SBC Notícias Brasil: Nesse mesmo projeto, também é vetado o patrocínio de eventos e de clubes esportivos. Atualmente, 15 dos 20 clubes da Série A têm patrocínio máster de casas de apostas. Qual seria o impacto financeiro dessa proibição?
Fernando Paz: 19 dos 20 times da Série A têm algum tipo de patrocínio de casas de apostas. Apenas o Cuiabá não tem patrocínio. O investimento injetado nos clubes é de, aproximadamente, R$ 450 milhões. Então, seria uma catástrofe para os clubes que estão vendo nesse investimento uma maneira de reforçar seu clube e sua estrutura. Seria um cenário bem caótico.
SBC Notícias Brasil: Poderíamos ver uma debandada de talento por conta dos efeitos financeiros da proibição?
Fernando Paz: Com certeza.
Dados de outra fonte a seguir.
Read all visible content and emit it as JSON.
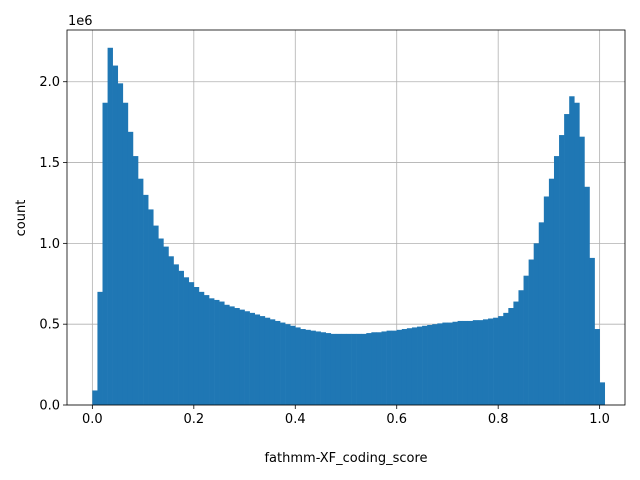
{
  "chart_data": {
    "type": "bar",
    "title": "",
    "xlabel": "fathmm-XF_coding_score",
    "ylabel": "count",
    "y_multiplier_label": "1e6",
    "xlim": [
      -0.05,
      1.05
    ],
    "ylim": [
      0,
      2.32
    ],
    "y_unit_multiplier": 1000000,
    "x_ticks": [
      0.0,
      0.2,
      0.4,
      0.6,
      0.8,
      1.0
    ],
    "x_tick_labels": [
      "0.0",
      "0.2",
      "0.4",
      "0.6",
      "0.8",
      "1.0"
    ],
    "y_ticks": [
      0.0,
      0.5,
      1.0,
      1.5,
      2.0
    ],
    "y_tick_labels": [
      "0.0",
      "0.5",
      "1.0",
      "1.5",
      "2.0"
    ],
    "grid": true,
    "bar_color": "#1f77b4",
    "bin_start": 0.0,
    "bin_width": 0.01,
    "values": [
      0.09,
      0.7,
      1.87,
      2.21,
      2.1,
      1.99,
      1.87,
      1.69,
      1.54,
      1.4,
      1.3,
      1.21,
      1.11,
      1.03,
      0.98,
      0.92,
      0.87,
      0.83,
      0.79,
      0.76,
      0.73,
      0.7,
      0.68,
      0.66,
      0.65,
      0.64,
      0.62,
      0.61,
      0.6,
      0.59,
      0.58,
      0.57,
      0.56,
      0.55,
      0.54,
      0.53,
      0.52,
      0.51,
      0.5,
      0.49,
      0.48,
      0.47,
      0.465,
      0.46,
      0.455,
      0.45,
      0.445,
      0.44,
      0.44,
      0.44,
      0.44,
      0.44,
      0.44,
      0.44,
      0.445,
      0.45,
      0.45,
      0.455,
      0.46,
      0.46,
      0.465,
      0.47,
      0.475,
      0.48,
      0.485,
      0.49,
      0.495,
      0.5,
      0.505,
      0.51,
      0.51,
      0.515,
      0.52,
      0.52,
      0.52,
      0.525,
      0.525,
      0.53,
      0.535,
      0.54,
      0.55,
      0.57,
      0.6,
      0.64,
      0.71,
      0.8,
      0.9,
      1.0,
      1.13,
      1.29,
      1.4,
      1.54,
      1.67,
      1.8,
      1.91,
      1.87,
      1.66,
      1.35,
      0.91,
      0.47,
      0.14
    ]
  }
}
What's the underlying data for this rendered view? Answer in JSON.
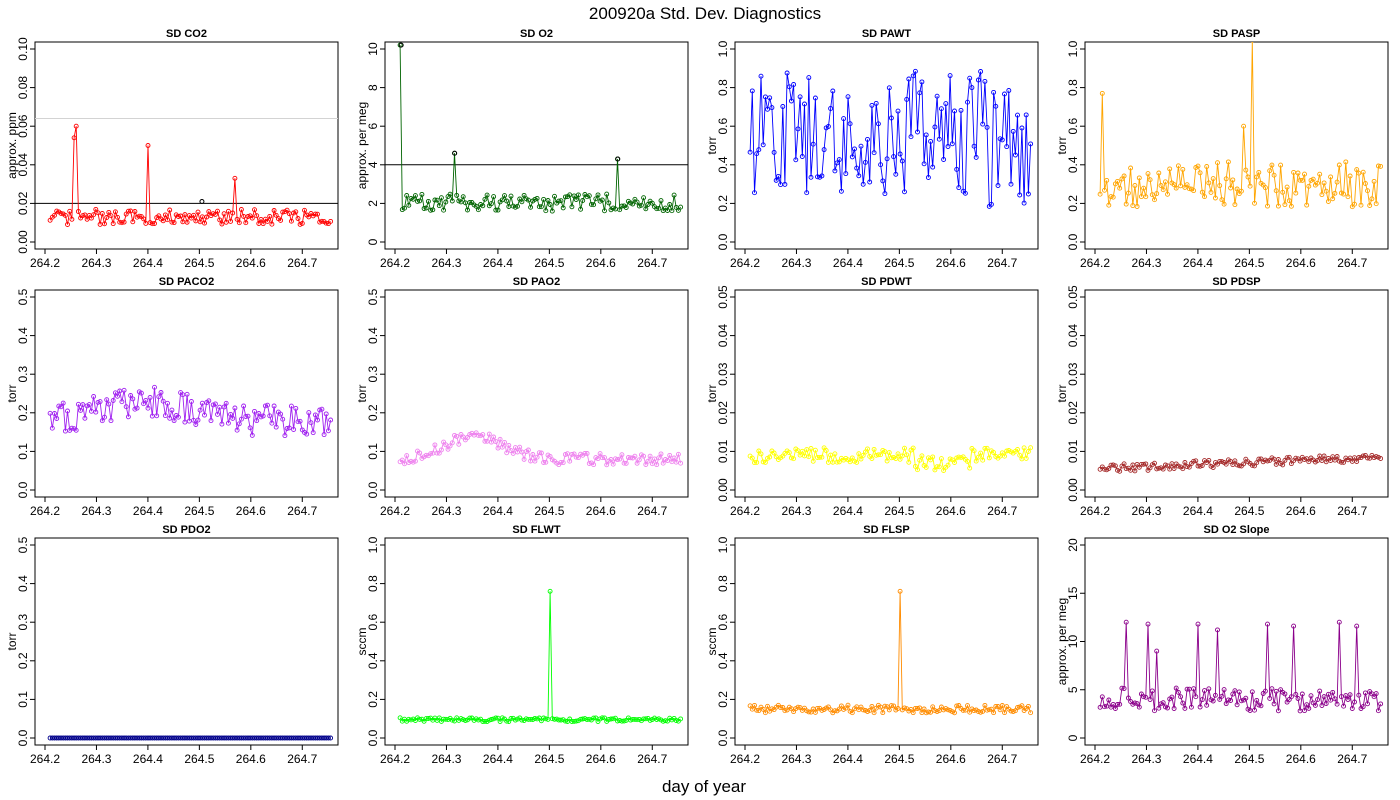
{
  "figure": {
    "title": "200920a   Std. Dev. Diagnostics",
    "xlabel": "day of year"
  },
  "chart_data": [
    {
      "key": "co2",
      "type": "scatter",
      "title": "SD CO2",
      "ylabel": "approx. ppm",
      "color": "#ff0000",
      "xlim": [
        264.2,
        264.75
      ],
      "ylim": [
        0,
        0.1
      ],
      "yticks": [
        "0.00",
        "0.02",
        "0.04",
        "0.06",
        "0.08",
        "0.10"
      ],
      "xticks": [
        "264.2",
        "264.3",
        "264.4",
        "264.5",
        "264.6",
        "264.7"
      ],
      "hlines": [
        {
          "y": 0.02,
          "color": "#000000"
        },
        {
          "y": 0.064,
          "color": "#d3d3d3"
        }
      ],
      "highlights": [
        {
          "x": 264.505,
          "y": 0.021
        }
      ],
      "spikes": [
        [
          264.255,
          0.054
        ],
        [
          264.262,
          0.06
        ],
        [
          264.4,
          0.05
        ],
        [
          264.57,
          0.033
        ]
      ]
    },
    {
      "key": "o2",
      "type": "scatter",
      "title": "SD O2",
      "ylabel": "approx. per meg",
      "color": "#006400",
      "xlim": [
        264.2,
        264.75
      ],
      "ylim": [
        0,
        10
      ],
      "yticks": [
        "0",
        "2",
        "4",
        "6",
        "8",
        "10"
      ],
      "xticks": [
        "264.2",
        "264.3",
        "264.4",
        "264.5",
        "264.6",
        "264.7"
      ],
      "hlines": [
        {
          "y": 4,
          "color": "#000000"
        }
      ],
      "highlights": [
        {
          "x": 264.212,
          "y": 10.2
        },
        {
          "x": 264.316,
          "y": 4.6
        },
        {
          "x": 264.633,
          "y": 4.3
        }
      ],
      "spikes": [
        [
          264.212,
          10.2
        ],
        [
          264.316,
          4.6
        ],
        [
          264.633,
          4.3
        ]
      ]
    },
    {
      "key": "pawt",
      "type": "scatter",
      "title": "SD PAWT",
      "ylabel": "torr",
      "color": "#0000ff",
      "xlim": [
        264.2,
        264.75
      ],
      "ylim": [
        0,
        1
      ],
      "yticks": [
        "0.0",
        "0.2",
        "0.4",
        "0.6",
        "0.8",
        "1.0"
      ],
      "xticks": [
        "264.2",
        "264.3",
        "264.4",
        "264.5",
        "264.6",
        "264.7"
      ],
      "hlines": [],
      "highlights": [],
      "spikes": []
    },
    {
      "key": "pasp",
      "type": "scatter",
      "title": "SD PASP",
      "ylabel": "torr",
      "color": "#ffa500",
      "xlim": [
        264.2,
        264.75
      ],
      "ylim": [
        0,
        1
      ],
      "yticks": [
        "0.0",
        "0.2",
        "0.4",
        "0.6",
        "0.8",
        "1.0"
      ],
      "xticks": [
        "264.2",
        "264.3",
        "264.4",
        "264.5",
        "264.6",
        "264.7"
      ],
      "hlines": [],
      "highlights": [],
      "spikes": [
        [
          264.215,
          0.77
        ],
        [
          264.49,
          0.6
        ],
        [
          264.505,
          1.05
        ]
      ]
    },
    {
      "key": "paco2",
      "type": "scatter",
      "title": "SD PACO2",
      "ylabel": "torr",
      "color": "#a020f0",
      "xlim": [
        264.2,
        264.75
      ],
      "ylim": [
        0,
        0.5
      ],
      "yticks": [
        "0.0",
        "0.1",
        "0.2",
        "0.3",
        "0.4",
        "0.5"
      ],
      "xticks": [
        "264.2",
        "264.3",
        "264.4",
        "264.5",
        "264.6",
        "264.7"
      ],
      "hlines": [],
      "highlights": [],
      "spikes": []
    },
    {
      "key": "pao2",
      "type": "scatter",
      "title": "SD PAO2",
      "ylabel": "torr",
      "color": "#ee82ee",
      "xlim": [
        264.2,
        264.75
      ],
      "ylim": [
        0,
        0.5
      ],
      "yticks": [
        "0.0",
        "0.1",
        "0.2",
        "0.3",
        "0.4",
        "0.5"
      ],
      "xticks": [
        "264.2",
        "264.3",
        "264.4",
        "264.5",
        "264.6",
        "264.7"
      ],
      "hlines": [],
      "highlights": [],
      "spikes": []
    },
    {
      "key": "pdwt",
      "type": "scatter",
      "title": "SD PDWT",
      "ylabel": "torr",
      "color": "#ffff00",
      "xlim": [
        264.2,
        264.75
      ],
      "ylim": [
        0,
        0.05
      ],
      "yticks": [
        "0.00",
        "0.01",
        "0.02",
        "0.03",
        "0.04",
        "0.05"
      ],
      "xticks": [
        "264.2",
        "264.3",
        "264.4",
        "264.5",
        "264.6",
        "264.7"
      ],
      "hlines": [],
      "highlights": [],
      "spikes": []
    },
    {
      "key": "pdsp",
      "type": "scatter",
      "title": "SD PDSP",
      "ylabel": "torr",
      "color": "#a52a2a",
      "xlim": [
        264.2,
        264.75
      ],
      "ylim": [
        0,
        0.05
      ],
      "yticks": [
        "0.00",
        "0.01",
        "0.02",
        "0.03",
        "0.04",
        "0.05"
      ],
      "xticks": [
        "264.2",
        "264.3",
        "264.4",
        "264.5",
        "264.6",
        "264.7"
      ],
      "hlines": [],
      "highlights": [],
      "spikes": []
    },
    {
      "key": "pdo2",
      "type": "scatter",
      "title": "SD PDO2",
      "ylabel": "torr",
      "color": "#00008b",
      "xlim": [
        264.2,
        264.75
      ],
      "ylim": [
        0,
        0.5
      ],
      "yticks": [
        "0.0",
        "0.1",
        "0.2",
        "0.3",
        "0.4",
        "0.5"
      ],
      "xticks": [
        "264.2",
        "264.3",
        "264.4",
        "264.5",
        "264.6",
        "264.7"
      ],
      "hlines": [],
      "highlights": [],
      "spikes": []
    },
    {
      "key": "flwt",
      "type": "scatter",
      "title": "SD FLWT",
      "ylabel": "sccm",
      "color": "#00ff00",
      "xlim": [
        264.2,
        264.75
      ],
      "ylim": [
        0,
        1
      ],
      "yticks": [
        "0.0",
        "0.2",
        "0.4",
        "0.6",
        "0.8",
        "1.0"
      ],
      "xticks": [
        "264.2",
        "264.3",
        "264.4",
        "264.5",
        "264.6",
        "264.7"
      ],
      "hlines": [],
      "highlights": [],
      "spikes": [
        [
          264.503,
          0.76
        ]
      ]
    },
    {
      "key": "flsp",
      "type": "scatter",
      "title": "SD FLSP",
      "ylabel": "sccm",
      "color": "#ff8c00",
      "xlim": [
        264.2,
        264.75
      ],
      "ylim": [
        0,
        1
      ],
      "yticks": [
        "0.0",
        "0.2",
        "0.4",
        "0.6",
        "0.8",
        "1.0"
      ],
      "xticks": [
        "264.2",
        "264.3",
        "264.4",
        "264.5",
        "264.6",
        "264.7"
      ],
      "hlines": [],
      "highlights": [],
      "spikes": [
        [
          264.503,
          0.76
        ]
      ]
    },
    {
      "key": "o2slope",
      "type": "scatter",
      "title": "SD O2 Slope",
      "ylabel": "approx. per meg",
      "color": "#8b008b",
      "xlim": [
        264.2,
        264.75
      ],
      "ylim": [
        0,
        20
      ],
      "yticks": [
        "0",
        "5",
        "10",
        "15",
        "20"
      ],
      "xticks": [
        "264.2",
        "264.3",
        "264.4",
        "264.5",
        "264.6",
        "264.7"
      ],
      "hlines": [],
      "highlights": [],
      "spikes": [
        [
          264.26,
          12
        ],
        [
          264.305,
          11.8
        ],
        [
          264.32,
          9
        ],
        [
          264.4,
          11.8
        ],
        [
          264.44,
          11.2
        ],
        [
          264.535,
          11.8
        ],
        [
          264.585,
          11.6
        ],
        [
          264.675,
          12
        ],
        [
          264.707,
          11.6
        ]
      ]
    }
  ]
}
Hoje, os clubes esperam os investimentos nesse patamar e, se você for dar um passo para trás, vai ser muito difícil voltar a ter esses valores investidos por outras marcas. O mercado não chega aos valores que estão sendo praticados pelas casas de apostas. Então, seria bem-complicado para os clubes, que não estão preparados para isso.
Tem clube que teve um salto de patrocínio máster de R$ 5 milhões para R$ 25 milhões. Ficaria muito complicado para todo o ecossistema do futebol. Muitos jogadores que estão recebendo salário de nível europeu não conseguiriam ter os seus contratos honrados pelos clubes.
SBC Notícias Brasil: Estamos passando por um processo importante de negociação de venda de direitos televisivos do próximo ciclo. Essa proibição pode impactar o valor oferecido aos clubes?
Fernando Paz: A cota de mídia, historicamente, sempre foi muito bem-vendida, principalmente falando de eventos que passam na Globo. Hoje, está mais fácil conseguir o investimento por conta das casas de apostas, então, afetaria com certeza. Atualmente, a maior parte do investimento do esporte brasileiro vem das casas de apostas.
SBC Notícias Brasil: De acordo com o PL, seriam proibidas propagandas em todas as propriedades, incluindo naming rights de estádios. Dessa forma, o impacto econômico não estaria restrito apenas aos patrocínios e aos direitos televisivos. Qual o tamanho do prejuízo que isso traria?
Fernando Paz: O impacto seria geral, é um ‘novo’ dinheiro na rua, que beneficia não apenas os clubes, mas também as competições e os embaixadores. Hoje, se você for ver, são poucos os ex-jogadores de futebol que não têm contrato com alguma casa de apostas. Então, você está ajudando com a renda de uma pessoa que não pratica mais o esporte.
O giro da economia do esporte está muito pautado no investimento das casas de apostas. Você tirar esse investimento, sem um aviso prévio, seria muito prejudicial. Se eles falassem que, daqui a cinco anos, não poderá ter esse investimento, tudo bem, todos poderiam se programar. O problema é fazer isso hoje, em um cenário em que o investimento vem crescendo ano após ano. Se vier uma proibição amanhã, isso afetaria todo mundo.
SBC Notícias Brasil: Se não houver um período de transição e de adaptação para a vigência desta proibição, os clubes brasileiros teriam dificuldade de pagar as contas em curto prazo?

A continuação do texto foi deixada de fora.